As you explore the https://github.com/backblaze-b2-samples organization, you’ll also find repositories that have not yet been covered here on the Backblaze blog:
- B2listen allows you to forward Backblaze B2 Event Notifications to a service listening on a local URL. B2listen uses Cloudflare’s free Quick Tunnels feature to proxy traffic from an internet-accessible URL to a local endpoint.
- B2 Browser Upload shows you how to upload files directly to Backblaze B2 from JavaScript code running in the browser, with sample code for both the Backblaze B2 Native and S3-compatible APIs.
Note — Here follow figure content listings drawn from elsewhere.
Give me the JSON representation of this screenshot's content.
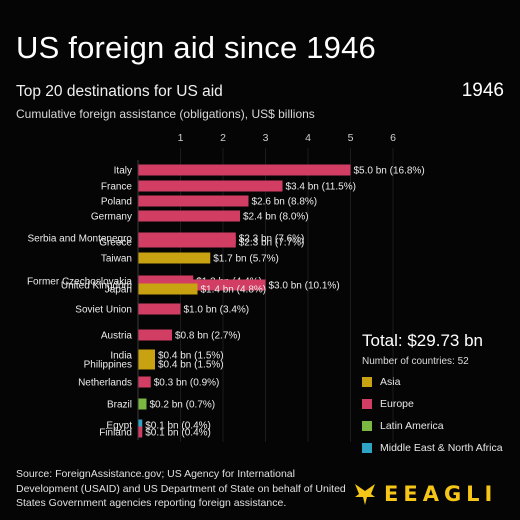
{
  "header": {
    "title": "US foreign aid since 1946",
    "subtitle": "Top 20 destinations for US aid",
    "axis_description": "Cumulative foreign assistance (obligations), US$ billions",
    "year": "1946"
  },
  "summary": {
    "total": "Total: $29.73 bn",
    "countries": "Number of countries: 52"
  },
  "colors": {
    "Asia": "#c9a212",
    "Europe": "#d23d63",
    "Latin America": "#7ab842",
    "Middle East & North Africa": "#2fa3c4",
    "background": "#050505"
  },
  "legend": [
    "Asia",
    "Europe",
    "Latin America",
    "Middle East & North Africa"
  ],
  "source": "Source: ForeignAssistance.gov; US Agency for International Development (USAID) and US Department of State on behalf of United States Government agencies reporting foreign assistance.",
  "logo": {
    "text": "EEAGLI"
  },
  "chart_data": {
    "type": "bar",
    "orientation": "horizontal",
    "xlim": [
      0,
      6.2
    ],
    "ticks": [
      "1",
      "2",
      "3",
      "4",
      "5",
      "6"
    ],
    "tick_values": [
      1,
      2,
      3,
      4,
      5,
      6
    ],
    "unit": "US$ billions",
    "rows": [
      {
        "country": "Italy",
        "value": 5.0,
        "label": "$5.0 bn (16.8%)",
        "region": "Europe"
      },
      {
        "country": "France",
        "value": 3.4,
        "label": "$3.4 bn (11.5%)",
        "region": "Europe"
      },
      {
        "country": "Poland",
        "value": 2.6,
        "label": "$2.6 bn (8.8%)",
        "region": "Europe"
      },
      {
        "country": "Germany",
        "value": 2.4,
        "label": "$2.4 bn (8.0%)",
        "region": "Europe"
      },
      {
        "country": "Serbia and Montenegro",
        "value": 2.3,
        "label": "$2.3 bn (7.6%)",
        "region": "Europe"
      },
      {
        "country": "Greece",
        "value": 2.3,
        "label": "$2.3 bn (7.7%)",
        "region": "Europe"
      },
      {
        "country": "Taiwan",
        "value": 1.7,
        "label": "$1.7 bn (5.7%)",
        "region": "Asia"
      },
      {
        "country": "Former Czechoslovakia",
        "value": 1.3,
        "label": "$1.3 bn (4.4%)",
        "region": "Europe"
      },
      {
        "country": "United Kingdom",
        "value": 3.0,
        "label": "$3.0 bn (10.1%)",
        "region": "Europe"
      },
      {
        "country": "Japan",
        "value": 1.4,
        "label": "$1.4 bn (4.8%)",
        "region": "Asia"
      },
      {
        "country": "Soviet Union",
        "value": 1.0,
        "label": "$1.0 bn (3.4%)",
        "region": "Europe"
      },
      {
        "country": "Austria",
        "value": 0.8,
        "label": "$0.8 bn (2.7%)",
        "region": "Europe"
      },
      {
        "country": "India",
        "value": 0.4,
        "label": "$0.4 bn (1.5%)",
        "region": "Asia"
      },
      {
        "country": "Philippines",
        "value": 0.4,
        "label": "$0.4 bn (1.5%)",
        "region": "Asia"
      },
      {
        "country": "Netherlands",
        "value": 0.3,
        "label": "$0.3 bn (0.9%)",
        "region": "Europe"
      },
      {
        "country": "Brazil",
        "value": 0.2,
        "label": "$0.2 bn (0.7%)",
        "region": "Latin America"
      },
      {
        "country": "Egypt",
        "value": 0.1,
        "label": "$0.1 bn (0.4%)",
        "region": "Middle East & North Africa"
      },
      {
        "country": "Finland",
        "value": 0.1,
        "label": "$0.1 bn (0.4%)",
        "region": "Europe"
      }
    ]
  }
}
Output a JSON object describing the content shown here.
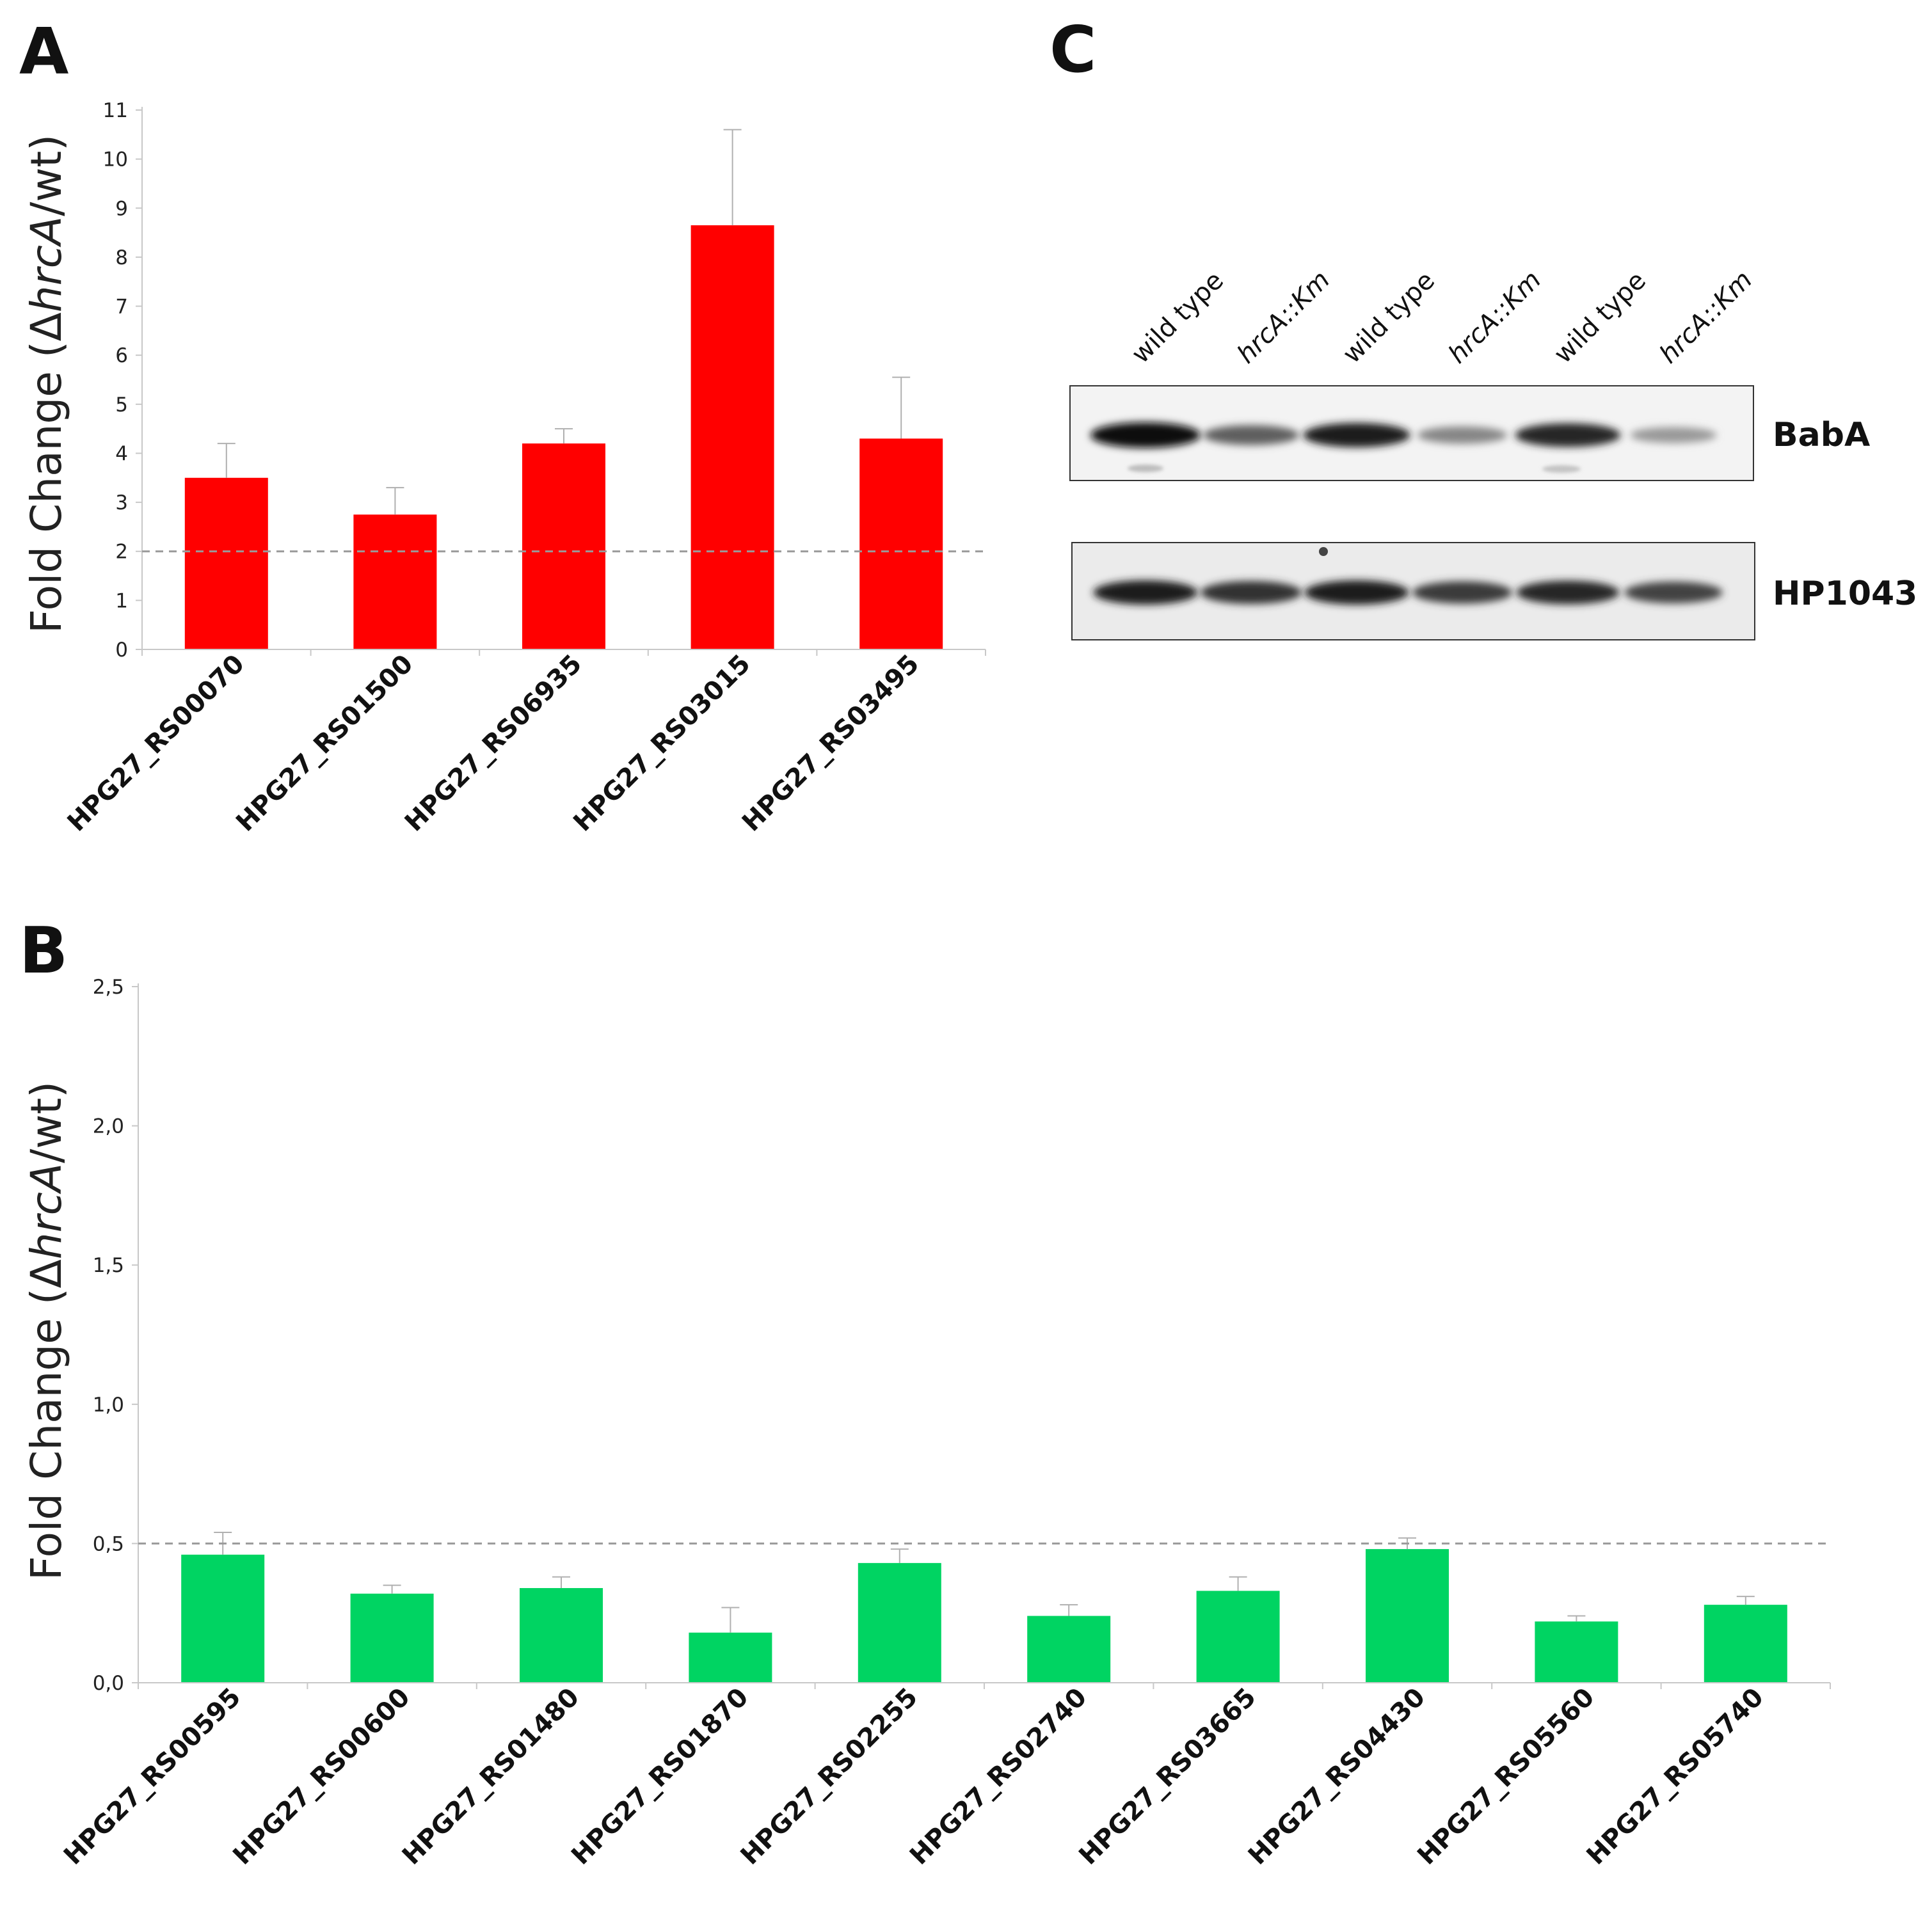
{
  "panels": {
    "a": "A",
    "b": "B",
    "c": "C"
  },
  "chart_data": [
    {
      "type": "bar",
      "panel": "A",
      "ylabel_prefix": "Fold Change (Δ",
      "ylabel_italic": "hrcA",
      "ylabel_suffix": "/wt)",
      "color": "#ff0000",
      "ylim": [
        0,
        11
      ],
      "yticks": [
        "0",
        "1",
        "2",
        "3",
        "4",
        "5",
        "6",
        "7",
        "8",
        "9",
        "10",
        "11"
      ],
      "ytick_values": [
        0,
        1,
        2,
        3,
        4,
        5,
        6,
        7,
        8,
        9,
        10,
        11
      ],
      "threshold": 2,
      "categories": [
        "HPG27_RS00070",
        "HPG27_RS01500",
        "HPG27_RS06935",
        "HPG27_RS03015",
        "HPG27_RS03495"
      ],
      "values": [
        3.5,
        2.75,
        4.2,
        8.65,
        4.3
      ],
      "errors": [
        0.7,
        0.55,
        0.3,
        1.95,
        1.25
      ]
    },
    {
      "type": "bar",
      "panel": "B",
      "ylabel_prefix": "Fold Change (Δ",
      "ylabel_italic": "hrcA",
      "ylabel_suffix": "/wt)",
      "color": "#00d462",
      "ylim": [
        0,
        2.5
      ],
      "yticks": [
        "0,0",
        "0,5",
        "1,0",
        "1,5",
        "2,0",
        "2,5"
      ],
      "ytick_values": [
        0,
        0.5,
        1.0,
        1.5,
        2.0,
        2.5
      ],
      "threshold": 0.5,
      "categories": [
        "HPG27_RS00595",
        "HPG27_RS00600",
        "HPG27_RS01480",
        "HPG27_RS01870",
        "HPG27_RS02255",
        "HPG27_RS02740",
        "HPG27_RS03665",
        "HPG27_RS04430",
        "HPG27_RS05560",
        "HPG27_RS05740"
      ],
      "values": [
        0.46,
        0.32,
        0.34,
        0.18,
        0.43,
        0.24,
        0.33,
        0.48,
        0.22,
        0.28
      ],
      "errors": [
        0.08,
        0.03,
        0.04,
        0.09,
        0.05,
        0.04,
        0.05,
        0.04,
        0.02,
        0.03
      ]
    }
  ],
  "blot": {
    "lanes": [
      "wild type",
      "hrcA::Km",
      "wild type",
      "hrcA::Km",
      "wild type",
      "hrcA::Km"
    ],
    "lane_italic": [
      false,
      true,
      false,
      true,
      false,
      true
    ],
    "bands": [
      "BabA",
      "HP1043"
    ],
    "baba_intensity": [
      1.0,
      0.55,
      0.9,
      0.35,
      0.85,
      0.25
    ],
    "hp1043_intensity": [
      0.9,
      0.8,
      0.9,
      0.75,
      0.85,
      0.7
    ]
  }
}
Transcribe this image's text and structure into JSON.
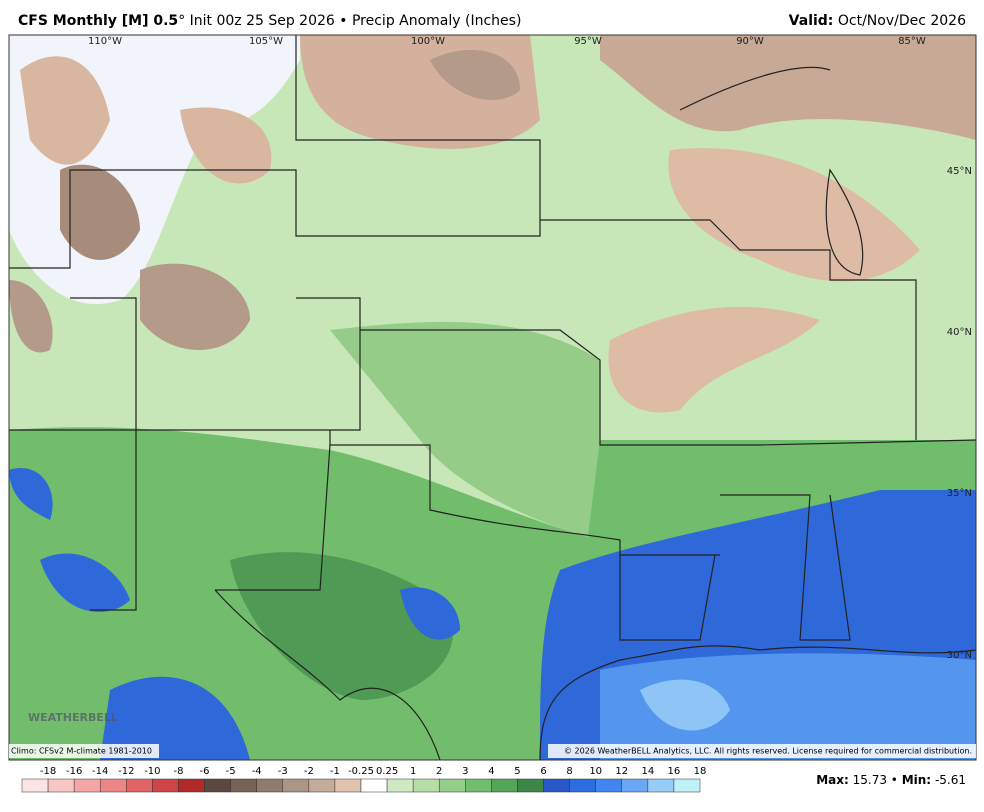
{
  "header": {
    "title_bold": "CFS Monthly [M] 0.5",
    "title_rest": "° Init 00z 25 Sep 2026 • Precip Anomaly (Inches)",
    "valid_label": "Valid:",
    "valid_value": "Oct/Nov/Dec 2026"
  },
  "map": {
    "longitudes": [
      "110°W",
      "105°W",
      "100°W",
      "95°W",
      "90°W",
      "85°W"
    ],
    "latitudes": [
      "45°N",
      "40°N",
      "35°N",
      "30°N"
    ],
    "watermark": "WEATHERBELL"
  },
  "footer": {
    "climo": "Climo: CFSv2 M-climate 1981-2010",
    "copyright": "© 2026 WeatherBELL Analytics, LLC. All rights reserved. License required for commercial distribution.",
    "max_label": "Max:",
    "max_value": "15.73",
    "separator": "•",
    "min_label": "Min:",
    "min_value": "-5.61"
  },
  "colorbar": {
    "labels": [
      "-18",
      "-16",
      "-14",
      "-12",
      "-10",
      "-8",
      "-6",
      "-5",
      "-4",
      "-3",
      "-2",
      "-1",
      "-0.25",
      "0.25",
      "1",
      "2",
      "3",
      "4",
      "5",
      "6",
      "8",
      "10",
      "12",
      "14",
      "16",
      "18"
    ],
    "colors": [
      "#fde4e4",
      "#f9c6c6",
      "#f4a6a6",
      "#ec8686",
      "#e06464",
      "#cf4444",
      "#b02a2a",
      "#5c4840",
      "#776256",
      "#917b6c",
      "#ab9585",
      "#c5ab99",
      "#e0c3ae",
      "#ffffff",
      "#cfeac2",
      "#b4dea6",
      "#93ce88",
      "#70bd6c",
      "#53a658",
      "#3e8647",
      "#2b58c8",
      "#2c6ddf",
      "#4186ee",
      "#69a8f4",
      "#96cdf8",
      "#bff1f8"
    ]
  }
}
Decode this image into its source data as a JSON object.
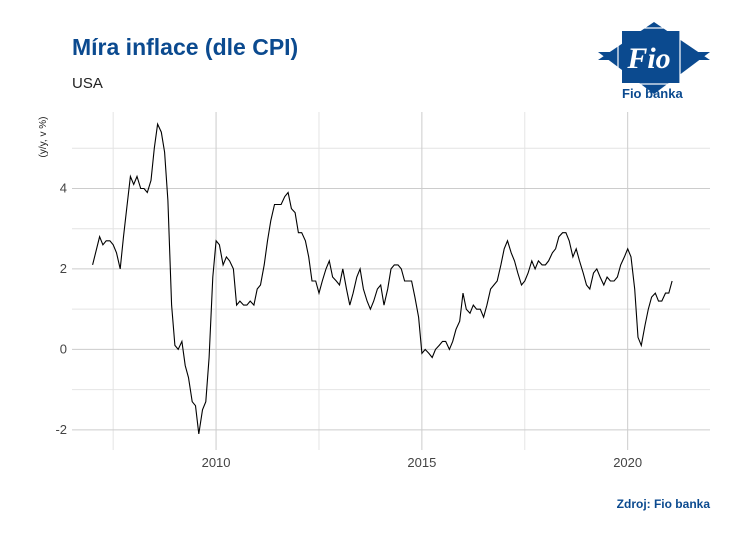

- The Backblaze B2 Zip Files Example implements a simple Python web app, using the Flask web application framework and the flask-executor task queue, that can compress a set of files located in Backblaze B2 into an archive, also stored in Backblaze B2, without using any local storage.
We’ll write more about these, and other, as yet unreleased, open source projects, over the coming weeks and months, but, if you’d like us to prioritize any of the above three repositories, or any of our other projects, let us know in the comments!